Given the impact of Kafka’s fraught relations with his family, especially his father, on his writing, it’s odd that Stach chooses to begin this first entry in a projected three-volume biography in 1910, when Kafka was 27 years old. His days were passed as an insurance official, a commitment he dutifully fulfilled while devoting his nights to his art. Stach ably delineates the writer’s peculiar personality—vegetarian, hypochondriac, utterly estranged from the bourgeois preoccupations of his Jewish relatives, yet unable to even move out of the family apartment—without ever exploring the childhood roots of his stunted character. This major caveat aside, the biographer does a brilliant job of examining in depth the adult Kafka’s transmutation of his neuroses into exacting, unsettling fiction that captured the unease of a world confronting modernity but still constricted by 19th-century conventions.
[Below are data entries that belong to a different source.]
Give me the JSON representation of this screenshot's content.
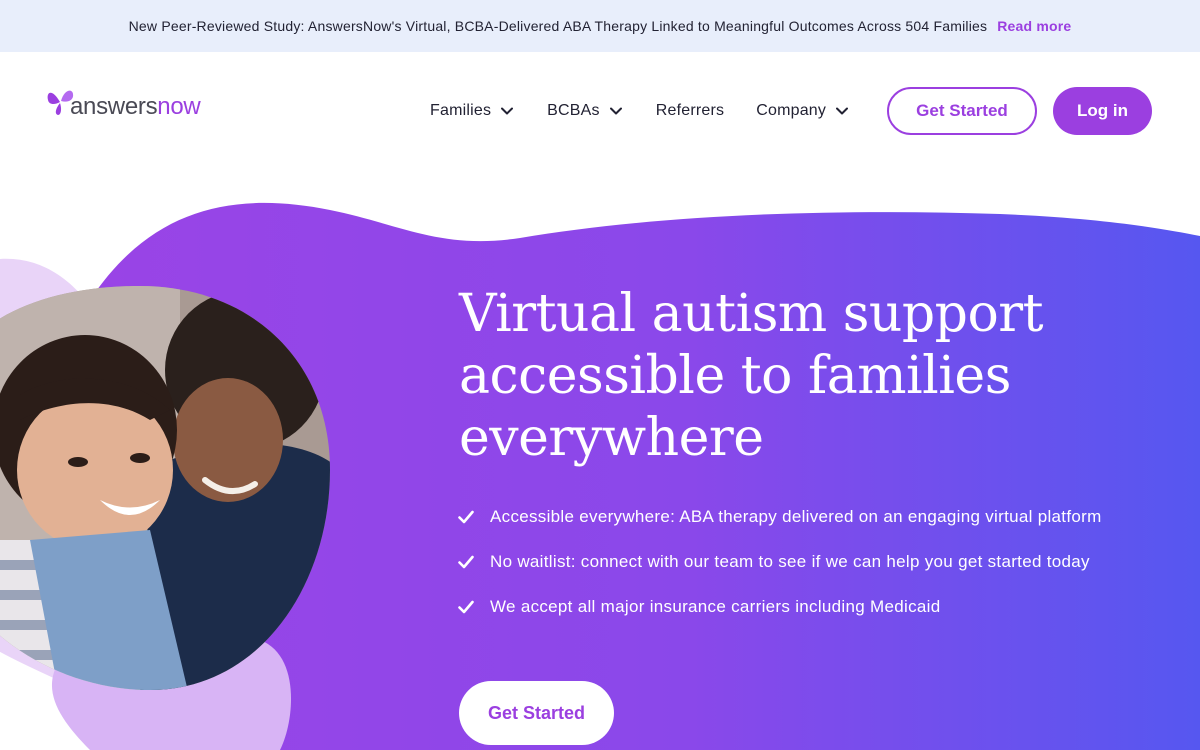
{
  "announcement": {
    "text": "New Peer-Reviewed Study: AnswersNow's Virtual, BCBA-Delivered ABA Therapy Linked to Meaningful Outcomes Across 504 Families",
    "link_label": "Read more"
  },
  "brand": {
    "name_part1": "answers",
    "name_part2": "now",
    "accent_color": "#9b3fe0",
    "gradient_start": "#9a44e6",
    "gradient_end": "#5657f0"
  },
  "nav": {
    "items": [
      {
        "label": "Families",
        "has_dropdown": true
      },
      {
        "label": "BCBAs",
        "has_dropdown": true
      },
      {
        "label": "Referrers",
        "has_dropdown": false
      },
      {
        "label": "Company",
        "has_dropdown": true
      }
    ],
    "get_started_label": "Get Started",
    "login_label": "Log in"
  },
  "hero": {
    "title": "Virtual autism support accessible to families everywhere",
    "bullets": [
      "Accessible everywhere: ABA therapy delivered on an engaging virtual platform",
      "No waitlist: connect with our team to see if we can help you get started today",
      "We accept all major insurance carriers including Medicaid"
    ],
    "cta_label": "Get Started",
    "photo_icon": "family-photo"
  }
}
Discussing “The Metamorphosis,” The Trial and “In the Penal Colony,” Stach pays equal attention to themes, autobiographical content and Kafka’s precise prose and resonant metaphors. He also acutely examines the writer’s on-again-off-again romance with Felice Bauer, conducted primarily through letters (this up-to-date career woman had a demanding job in Berlin and her ambivalent suitor seldom left Prague). Though Kafka rarely noted world events in his diaries and letters, he was deeply affected by the Yiddish theater and Zionism; Stach assesses the influence of these historical trends as ably as he delineates the vibrant German-language publishing scene. This vivid recreation of a complex man and his milieu closes at an appropriately uncertain moment: one year into WWI, which spurred Kafka’s strongest efforts yet toward autonomy and a life dedicated wholly to literature, even as it made such a life virtually impossible.
A judicious, balanced assessment that makes palpable both Kafka’s personal weirdness and his artistic mastery.